Flash Fiction: Serviced Comsumers

           The priest gestured for his following to be seated. He took out a cooking pot and placed it on a nearby column; a small one painted black from top to bottom. He squatted down and fiddled around with the column.
            The audience was looking at him, baffled. The priest kept lifting the pot up and down, looking down at the column when the former happened. It was all there, the red rings of the burner operating as usual. He placed the pot back on the column and addressed a confused mass.
            “Seems that Sir is out of range,” He said. “Let’s try the prayers again. Reach out and pull Sir back in.”
            The prayers were like any other in the Order of Serviced Consumers. Starting with “O’ great Sir”, then something about domestic goods and being blessed to use them, and ending it with “Have a nice day”. The church prayed, their sound amplified throughout the architecture of large spaces.
            The pot remained silent. No boiling and certainly no mobile phones were going to pop out at this rate. Out of range was definitely the problem.
            “Manager McGuffin,” a girl called out. “Maybe Sir prefers landline.”
            McGuffin walked forward and leaned out, searching. Then succeeding after trying to squint through forests of six-foot one, “What do you mean, lady?”
            “Well, you remember back to the Founding,” the girl said. “When everyone was hooked on smartphones.”
                The early days of Serviced Consumers mostly consisted of crowdsourcing through social networking and flyers on café bulletin boards. Some of the founders used smartphones to ease the tedious booting up business they were annoyed with. Easy and portable, they worked for the Founders.
            Problem was their early followers. Some of them had a fondness for playing with computers.
            Manager McGuffin smiled, “Most landlines are immune to the dark arts. Good mind, lady.”

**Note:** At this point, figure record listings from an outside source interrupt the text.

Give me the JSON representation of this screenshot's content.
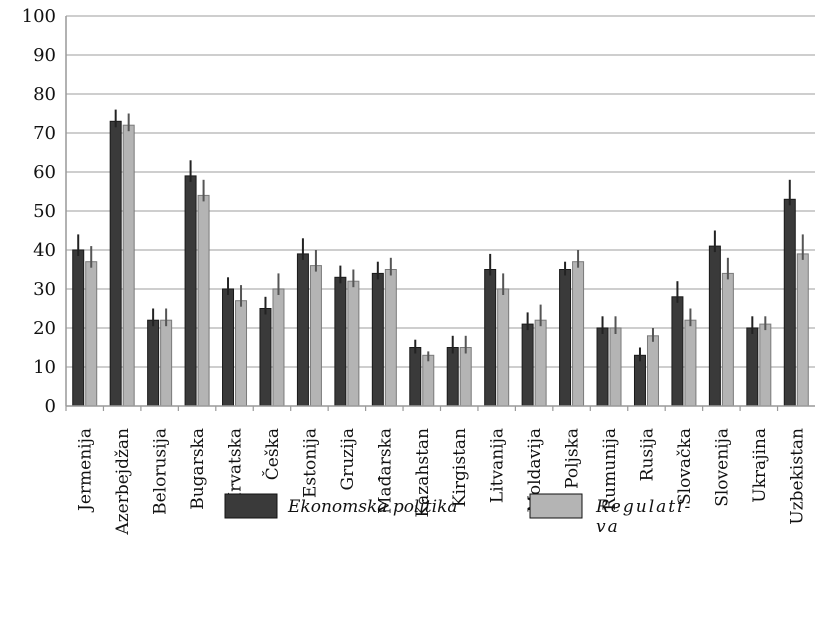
{
  "chart_data": {
    "type": "bar",
    "categories": [
      "Jermenija",
      "Azerbejdžan",
      "Belorusija",
      "Bugarska",
      "Hrvatska",
      "Češka",
      "Estonija",
      "Gruzija",
      "Mađarska",
      "Kazahstan",
      "Kirgistan",
      "Litvanija",
      "Moldavija",
      "Poljska",
      "Rumunija",
      "Rusija",
      "Slovačka",
      "Slovenija",
      "Ukrajina",
      "Uzbekistan"
    ],
    "series": [
      {
        "name": "Ekonomska politika",
        "color": "#3a3a3a",
        "values": [
          40,
          73,
          22,
          59,
          30,
          25,
          39,
          33,
          34,
          15,
          15,
          35,
          21,
          35,
          20,
          13,
          28,
          41,
          20,
          53
        ],
        "error_high": [
          44,
          76,
          25,
          63,
          33,
          28,
          43,
          36,
          37,
          17,
          18,
          39,
          24,
          37,
          23,
          15,
          32,
          45,
          23,
          58
        ]
      },
      {
        "name": "Regulativa",
        "color": "#b4b4b4",
        "values": [
          37,
          72,
          22,
          54,
          27,
          30,
          36,
          32,
          35,
          13,
          15,
          30,
          22,
          37,
          20,
          18,
          22,
          34,
          21,
          39
        ],
        "error_high": [
          41,
          75,
          25,
          58,
          31,
          34,
          40,
          35,
          38,
          14,
          18,
          34,
          26,
          40,
          23,
          20,
          25,
          38,
          23,
          44
        ]
      }
    ],
    "yticks": [
      0,
      10,
      20,
      30,
      40,
      50,
      60,
      70,
      80,
      90,
      100
    ],
    "ylim": [
      0,
      100
    ],
    "grid": true,
    "legend": {
      "position": "bottom",
      "entries": [
        {
          "label": "Ekonomska politika",
          "color": "#3a3a3a"
        },
        {
          "label_lines": [
            "Regulati-",
            "va"
          ],
          "color": "#b4b4b4"
        }
      ]
    },
    "title": "",
    "xlabel": "",
    "ylabel": ""
  }
}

            He then walked from the nearby pews to an ambry. He looked through the self with the Etch-a-Sketchs, beta max tapes and a Dreamcast until he found a landline. It was just a standard one from the late 20th century with the phone cord, receiver, and square buttons.
            He took it out and plugged it into the column, opening a small hatch for the phone cord. The prayers happened again while McGuffin dialed some numbers. Moments later, his face became pale.
            “Employees of Sir,” He asked. “Any idea where the nearest phone company is?” 

For Flash Fiction Project: Prompt 40.